Smart Cities Using Communicating Devices
All the advancements that we are brainstorming today are aimed at a common vision of building a smarter social setup starting with smart cities. So, whatever IoT use cases we visualize at a smaller scale must contrive towards building one city wherein each device acts as a node of one giant urban network. While the global smart parking market size could potentially touch 3.8 billion by 2023, all leading urban administrations want to embrace it.
It doesn’t require a complicated infrastructure yet can manage the vehicle traffic efficiently. Besides keeping a real-time track of the vehicle in-out movement, such parking solutions also notify the new entry about the available parking spots.

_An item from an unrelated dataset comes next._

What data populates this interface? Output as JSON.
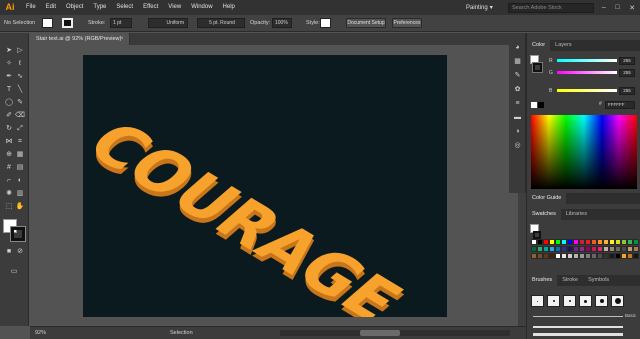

Waste management which is an unresolved bottleneck for most urban areas globally can be effectively simplified using a network of connected devices. The idea is simple – containers have wireless sensors that monitor the capacity to accommodate more waste. As the container capacity crosses a certain threshold limit, the sensors notify the driver who then leaves the collection spot for the next truck. As the waste collection efficiency improves, operational costs go down and other areas of environmental concern are focused upon.
However, the closest practical adoption use case is proposed by Siemens. Known as CyAM, the IoT solution captures and analyzes the air pollution index of a city. The technology forecasts the air quality and evaluates by how is it expected to exceed the threshold limits in the subsequent 3 days. The data that is accessed through a digital dashboard enables city administrators to take emission control decisions in advance.
IoT is big. The idea of one billion connected devices is being fully exploited and isn’t the end of the enticement anymore. In fact, the world looks forward to simplifying complex problems than just operating the thermostat through mobile. Smart homes, smart buildings, smart cities, smart agriculture, and supply chain management are just a few of the areas that the wireless sensor networks will dramatically impact. At the same time, the scope of connected devices with other technologies, the risks attached, and the endless use cases will set the narrative for the future for the talking devices.